868.51/1218: Telegram

The Acting Secretary of State to the Chargé in Greece (Morris)

17. Your May 1, 2 p.m. The explanation offered by the Private Secretary of the Prime Minister as to the imperative necessity for the Greek Government’s action in forbidding the Bank of Greece to transfer the remittance for the May 1st maturities on the 1924 Greek Government 7 per cent loan is not regarded by the Department as adequate. The Department has emphasized to the Greek Minister in Washington its view that, because of the commitments given by the Greek Government to the International Financial Commission, the present action of that Government assumes an unusually serious aspect and if allowed to stand will add to the disappointment and criticism with which Greek credit will be viewed. The Department has also pointed out to him the seriousness with which default in payment will be regarded by American investors who have contributed so much to the development of Greece and aided so greatly in meeting various Greek national emergencies. In view of the foregoing the Department is strongly of the belief that the Greek Government should exert itself to the utmost to meet its obligations to the fullest possible measure.

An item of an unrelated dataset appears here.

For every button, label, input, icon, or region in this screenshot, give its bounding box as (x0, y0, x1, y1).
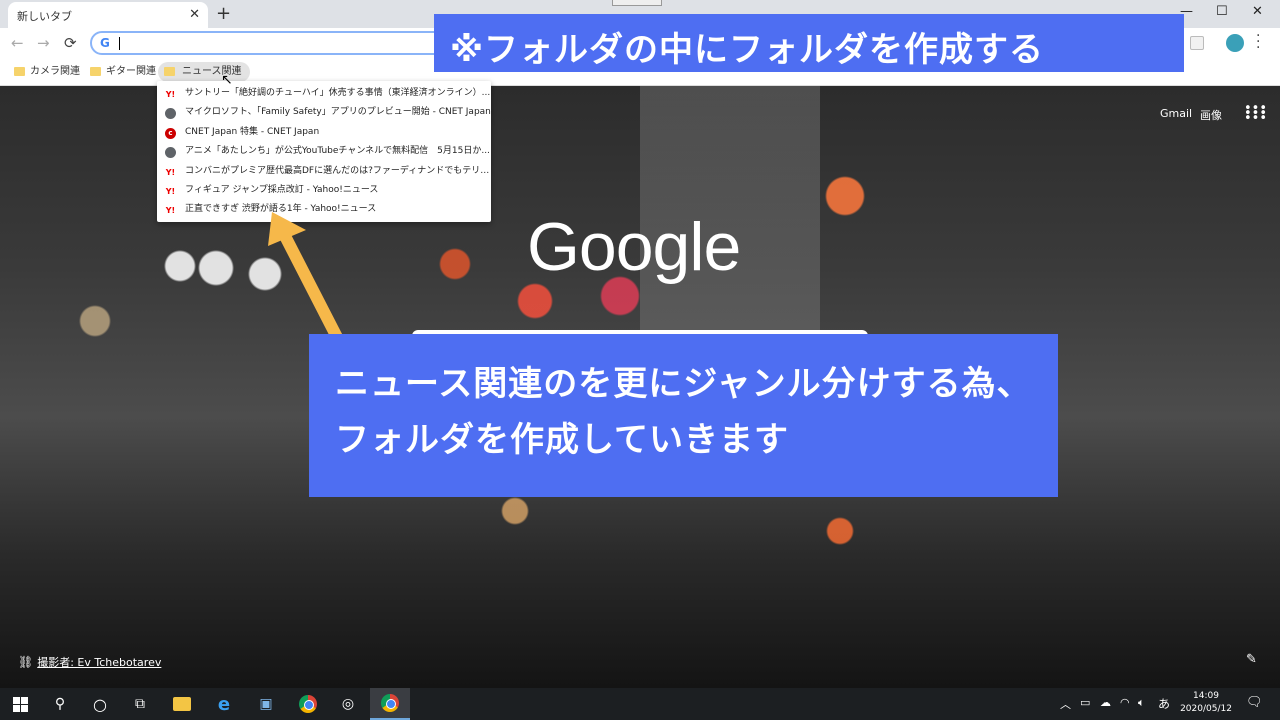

It is realized that because of the instructions contained in the Department’s No. 16 of April 28, 7 p.m., to the effect that you should be guided by the actions of your colleagues, you may have refrained from bringing clearly to the attention of the appropriate Greek authorities the Department’s views regarding the concern with which this Government views the Greek Government’s interference with the functions of the International Financial Commission. If such is the case, it is desired that you immediately stress to those authorities the full import of the Department’s views, as set forth in the above mentioned telegram and as supplemented by the first paragraph of the present instruction.

Subject to the instruction outlined above, you will continue to maintain contact with your British, French and Italian colleagues and with the members of the International Financial Commission and to cooperate fully in their endeavors to induce the Greek Government to modify its present position in this matter.

As for the signature of the Agreement with the Treasury, the Greek Minister now states that he is willing to proceed to sign at once. This matter, therefore, we expect will be satisfactorily arranged. You may advise the Greek Government informally that the Treasury appreciates [Page 388] that the delay in signing was not due to any fault of the Greek Minister here.